Con Nicola Inquieto in Romania c’è un altro figlio d’arte criminale: Mario Nobis, figlio di Salvatore, alias “scintilla”, da sempre referente criminale del capo clan Michele. Al centro delle investigazioni c’è la Italy costruzioni, società di costruzioni di Nicola Inquieto che sta realizzando numerosi complessi residenziali, proprio a Pitesti. Inquieto, dal profilo eccentrico, non rinuncia a postare sui social l’impero che ha creato e il lusso in cui vive. Tanto ostentare ha sdegnato, non poco, il capo clan e la famiglia che hanno sempre cercato il silenzio attorno ai loro affari. Secondo i magistrati, il clan di Casal di Principe, a partire dal clan Zagaria, prima s’infiltra e poi rileva imprese decotte o in crisi. Puntano in borsa a Francoforte con coperture e prestanome difficili da scoprire. In questo momento di recessione poi, è facile per i clan immettere liquidità:  le mafie non conoscono mai crisi, semmai le benedicono. I capitali, per quanto ora aggrediti in Italia con continui sequestri e confische, sono di dimensioni impensabili. Una montagna di soldi da gestire e investire senza confini. La holding criminale di Casal di Principe fin dagli anni ‘80 è riuscita ad inserirsi, nell’economia dell’Est Europa, ancora prima che crollasse il muro di Berlino. Il muro infatti era caduto, ma rimase in piedi  una struttura di ex agenti segreti e di milioni di armi con cui arricchirsi subito. I contatti con gli ex agenti segreti e la facilità con cui corrompevano e corrompono la burocrazia ha lasciato spalancate le porte di Paesi come Ungheria, Polonia, ma soprattutto Romania: il nuovo Eldorado del clan. Nei Paesi dell’Est è più facile ottenere licenze per i server: poche domande, guadagni assicurati e mazzette per molti. Il clan quindi si arricchisce, attraverso la proprietà diretta o intestata a prestanome locali.

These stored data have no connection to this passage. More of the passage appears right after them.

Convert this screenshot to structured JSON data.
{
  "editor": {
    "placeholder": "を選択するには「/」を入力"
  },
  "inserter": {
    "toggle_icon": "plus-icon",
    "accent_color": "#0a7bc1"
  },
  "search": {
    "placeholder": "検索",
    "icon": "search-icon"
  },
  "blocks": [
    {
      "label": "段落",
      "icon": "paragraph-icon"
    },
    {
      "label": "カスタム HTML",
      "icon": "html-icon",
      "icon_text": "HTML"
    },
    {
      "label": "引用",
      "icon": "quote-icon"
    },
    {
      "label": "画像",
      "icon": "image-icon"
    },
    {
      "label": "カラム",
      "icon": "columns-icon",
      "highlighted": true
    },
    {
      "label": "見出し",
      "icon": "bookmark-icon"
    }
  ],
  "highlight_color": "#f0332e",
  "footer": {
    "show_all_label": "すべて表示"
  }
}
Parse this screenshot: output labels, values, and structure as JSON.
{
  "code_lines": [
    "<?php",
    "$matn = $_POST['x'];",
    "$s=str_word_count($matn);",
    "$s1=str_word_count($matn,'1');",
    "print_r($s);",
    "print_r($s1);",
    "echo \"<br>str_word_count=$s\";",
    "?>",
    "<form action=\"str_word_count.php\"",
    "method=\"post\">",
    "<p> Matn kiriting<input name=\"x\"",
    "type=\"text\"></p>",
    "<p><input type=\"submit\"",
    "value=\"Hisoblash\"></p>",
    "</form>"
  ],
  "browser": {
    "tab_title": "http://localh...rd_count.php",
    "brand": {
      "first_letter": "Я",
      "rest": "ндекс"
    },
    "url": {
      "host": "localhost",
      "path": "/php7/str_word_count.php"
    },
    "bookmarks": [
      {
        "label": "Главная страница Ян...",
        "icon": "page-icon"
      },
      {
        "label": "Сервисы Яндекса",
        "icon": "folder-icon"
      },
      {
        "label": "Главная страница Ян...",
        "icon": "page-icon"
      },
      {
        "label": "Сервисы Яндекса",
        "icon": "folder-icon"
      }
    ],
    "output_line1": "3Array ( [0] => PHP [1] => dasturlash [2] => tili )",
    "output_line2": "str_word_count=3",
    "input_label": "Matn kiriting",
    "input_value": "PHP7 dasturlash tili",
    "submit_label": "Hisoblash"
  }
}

Il denaro gira in continuazione, intorno al business dei giochi d’azzardo online, casinò, poker, lotterie, scommesse e concorsi, sulle puntate che vengono effettuate (spesso illegalmente) da tutto il mondo nei server registrati in Romania e nella rete dei Paesi dell’Est. La Romania è nel mirino degli investigatori anche perché i prestanome del clan, hanno diverse fabbriche (a partire da quelle tessili) nell’area di Timisoara. Nel 2005 fu intercettato un rumeno all’aeroporto di Milano Linate. Da alcuni “pizzini” che il boss Francesco Schiavone, alias “Cicciarello”, cugino di “Sandokan”, gli aveva affidato e che doveva consegnare a parenti e sodali, si scoprì che il clan aveva fabbriche di scarpe.  Oggi Francesco Schiavone “Cicciariello” si è dissociato, ma non vuole collaborare con la giustizia, forse per coprire la miniera d’oro del clan che ancora oggi riesce imporre il suo potere criminale.